Furia na noite o vento

Cleonice Berardinelli: Furia, não preciso botar o acento porque é um verbo que ele [Fernando Pessoa] inventou. E esse poeminha, esse poema é um mimo porque é o poema em que ele define o que a poesia é. Eu “estou preso ao meu pensamento como o vento preso ao ar”. Como é que o vento está preso ao ar? Porque é feito de ar. Eu sou o pensamento.

Maria Bethânia: Que coisa linda isso!

Cleonice Berardinelli: Não é? é lindo. 

Maria Bethânia: Isso é maravilhoso!

Cleonice Berardinelli: Também gosto muito dele.

Maria Bethânia: Agora, traduz ele completamente, não é?

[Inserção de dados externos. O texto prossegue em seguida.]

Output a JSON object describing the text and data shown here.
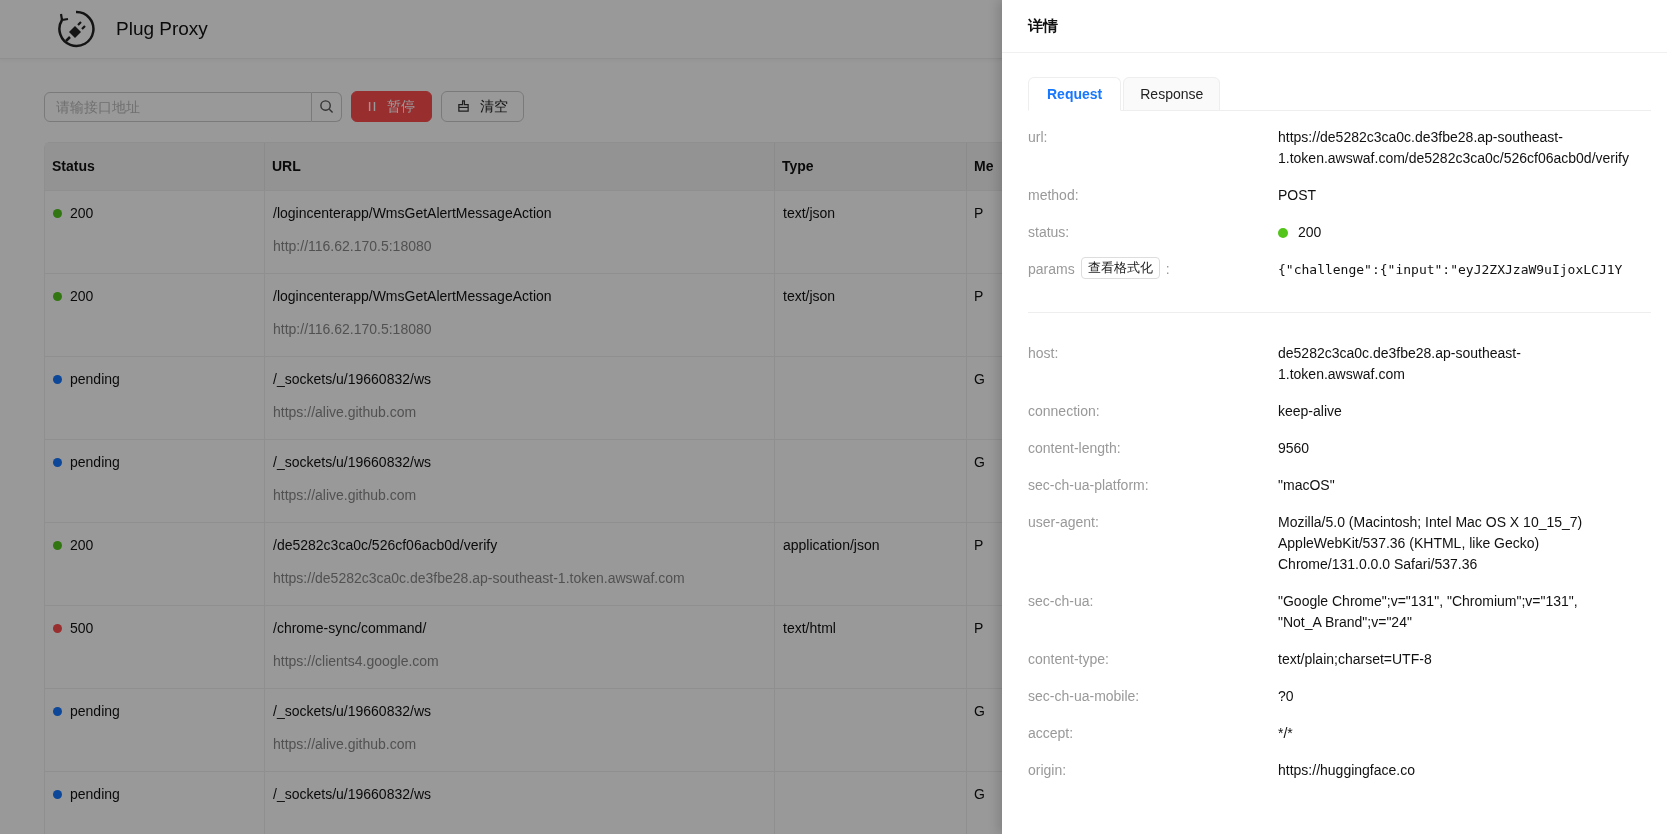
{
  "app": {
    "title": "Plug Proxy"
  },
  "toolbar": {
    "search": {
      "placeholder": "请输接口地址"
    },
    "pause_button": "暂停",
    "clear_button": "清空"
  },
  "table": {
    "columns": [
      "Status",
      "URL",
      "Type",
      "Me"
    ],
    "rows": [
      {
        "status": "200",
        "color": "#317610",
        "path": "/logincenterapp/WmsGetAlertMessageAction",
        "host": "http://116.62.170.5:18080",
        "type": "text/json",
        "method": "P"
      },
      {
        "status": "200",
        "color": "#317610",
        "path": "/logincenterapp/WmsGetAlertMessageAction",
        "host": "http://116.62.170.5:18080",
        "type": "text/json",
        "method": "P"
      },
      {
        "status": "pending",
        "color": "#0d4799",
        "path": "/_sockets/u/19660832/ws",
        "host": "https://alive.github.com",
        "method": "G"
      },
      {
        "status": "pending",
        "color": "#0d4799",
        "path": "/_sockets/u/19660832/ws",
        "host": "https://alive.github.com",
        "method": "G"
      },
      {
        "status": "200",
        "color": "#317610",
        "path": "/de5282c3ca0c/526cf06acb0d/verify",
        "host": "https://de5282c3ca0c.de3fbe28.ap-southeast-1.token.awswaf.com",
        "type": "application/json",
        "method": "P"
      },
      {
        "status": "500",
        "color": "#992e2f",
        "path": "/chrome-sync/command/",
        "host": "https://clients4.google.com",
        "type": "text/html",
        "method": "P"
      },
      {
        "status": "pending",
        "color": "#0d4799",
        "path": "/_sockets/u/19660832/ws",
        "host": "https://alive.github.com",
        "method": "G"
      },
      {
        "status": "pending",
        "color": "#0d4799",
        "path": "/_sockets/u/19660832/ws",
        "method": "G"
      }
    ]
  },
  "drawer": {
    "title": "详情",
    "tabs": [
      {
        "label": "Request",
        "selected": true
      },
      {
        "label": "Response",
        "selected": false
      }
    ],
    "fields": [
      {
        "kind": "text",
        "label": "url:",
        "value": "https://de5282c3ca0c.de3fbe28.ap-southeast-1.token.awswaf.com/de5282c3ca0c/526cf06acb0d/verify"
      },
      {
        "kind": "text",
        "label": "method:",
        "value": "POST"
      },
      {
        "kind": "status",
        "label": "status:",
        "value": "200",
        "color": "#52c41a"
      },
      {
        "kind": "code",
        "label": "params",
        "button": "查看格式化",
        "suffix": ":",
        "value": "{\"challenge\":{\"input\":\"eyJ2ZXJzaW9uIjoxLCJ1Y"
      }
    ],
    "headers": [
      {
        "label": "host:",
        "value": "de5282c3ca0c.de3fbe28.ap-southeast-1.token.awswaf.com"
      },
      {
        "label": "connection:",
        "value": "keep-alive"
      },
      {
        "label": "content-length:",
        "value": "9560"
      },
      {
        "label": "sec-ch-ua-platform:",
        "value": "\"macOS\""
      },
      {
        "label": "user-agent:",
        "value": "Mozilla/5.0 (Macintosh; Intel Mac OS X 10_15_7) AppleWebKit/537.36 (KHTML, like Gecko) Chrome/131.0.0.0 Safari/537.36"
      },
      {
        "label": "sec-ch-ua:",
        "value": "\"Google Chrome\";v=\"131\", \"Chromium\";v=\"131\", \"Not_A Brand\";v=\"24\""
      },
      {
        "label": "content-type:",
        "value": "text/plain;charset=UTF-8"
      },
      {
        "label": "sec-ch-ua-mobile:",
        "value": "?0"
      },
      {
        "label": "accept:",
        "value": "*/*"
      },
      {
        "label": "origin:",
        "value": "https://huggingface.co"
      }
    ]
  }
}
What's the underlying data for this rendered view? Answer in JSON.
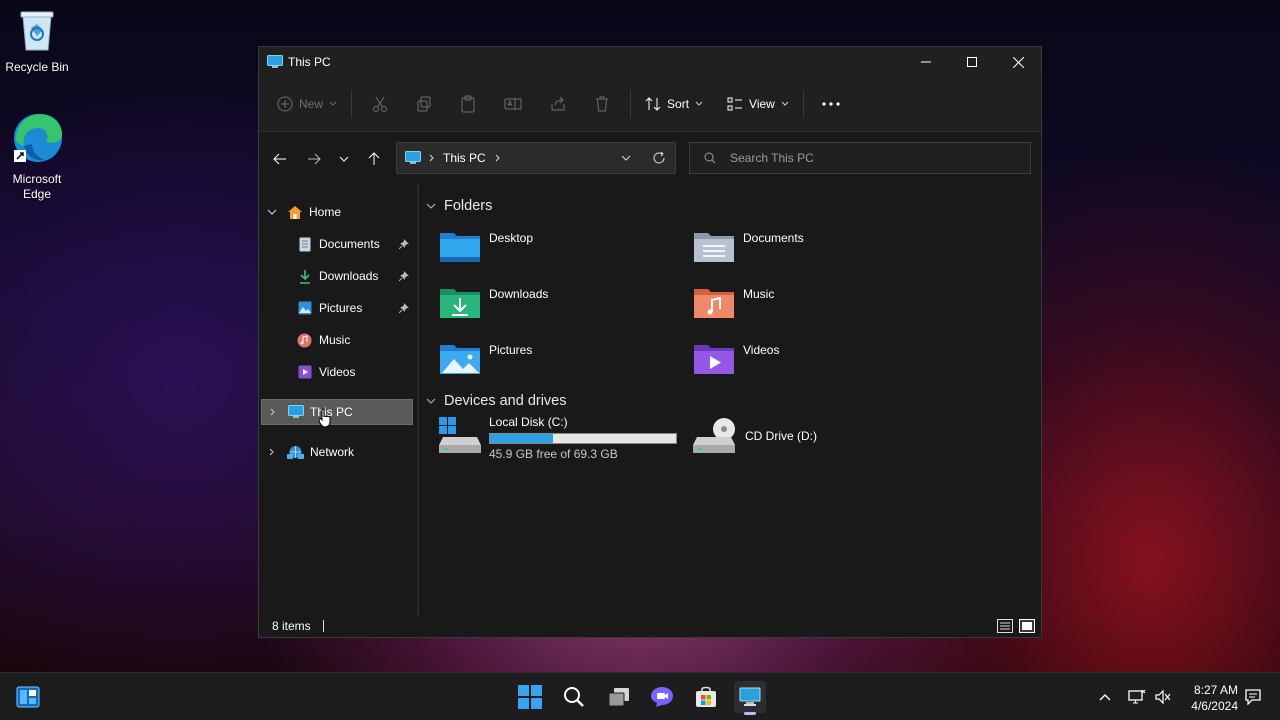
{
  "desktop": {
    "recycle_bin": "Recycle Bin",
    "edge_line1": "Microsoft",
    "edge_line2": "Edge"
  },
  "window": {
    "title": "This PC",
    "toolbar": {
      "new_label": "New",
      "sort_label": "Sort",
      "view_label": "View"
    },
    "address": {
      "location": "This PC"
    },
    "search": {
      "placeholder": "Search This PC"
    },
    "sidebar": {
      "home": "Home",
      "quick": [
        {
          "label": "Documents",
          "pinned": true
        },
        {
          "label": "Downloads",
          "pinned": true
        },
        {
          "label": "Pictures",
          "pinned": true
        },
        {
          "label": "Music",
          "pinned": false
        },
        {
          "label": "Videos",
          "pinned": false
        }
      ],
      "this_pc": "This PC",
      "network": "Network"
    },
    "content": {
      "folders_heading": "Folders",
      "folders": [
        "Desktop",
        "Documents",
        "Downloads",
        "Music",
        "Pictures",
        "Videos"
      ],
      "drives_heading": "Devices and drives",
      "drives": [
        {
          "name": "Local Disk (C:)",
          "free_text": "45.9 GB free of 69.3 GB",
          "used_fraction": 0.338
        },
        {
          "name": "CD Drive (D:)"
        }
      ]
    },
    "status": {
      "items": "8 items"
    }
  },
  "taskbar": {
    "time": "8:27 AM",
    "date": "4/6/2024"
  },
  "colors": {
    "accent": "#2e9fe0",
    "window_bg": "#1c1c1c",
    "selected_bg": "#5a5a5a"
  }
}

Cleonice Berardinelli: Exatamente. É uma regra de três. Isto está para isto, assim como isso está para isso. E isto aqui sou eu, como o vento preso ao ar. Eu, como o vento preso ao ar. Não pode estar mais preso do que o vento ao ar. É o ar, o próprio ar em movimento. Eu sou o pensamento em movimento. 

 

Fernando Pessoa

23-5-1932

 

Furia na noite o vento

Num grande som de alongar.

Não há no meu pensamento

Senão não poder parar.

 

Parece que a alma tem

Treva onde sopre a crescer

Uma loucura que vem

De querer compreender.

 

Raiva nas trevas o vento

Sem se poder libertar.

Estou preso ao meu pensamento

Como o vento preso ao ar. 

 

 

………………………………………………………………………………………

 

Fontes:

 

1 O texto deste poema é baseado na edição Fernando Pessoa Antologia Poética (com organização, apresentação e ensaios de Cleonice Berardinelli, Rio de Janeiro: Casa da Palavra, 2012) e difere da edição da INCM * (conforme se pode ver na imagem do original abaixo).

* INCM: edição da Imprensa Nacional-Casa da Moeda, preparada por Ivo Castro e outros membros da Equipa Pessoa, para os poemas escritos a partir de 1915 e “não publicados em vida do poeta”.

 

2 CD (o vento lá fora) um filme de Marcio Debellian, realização Quitanda 2014, coprodução Sesc São Paulo, gravado e mixado por Fernando Prado nos estúdios Biscoito Fino, 2014.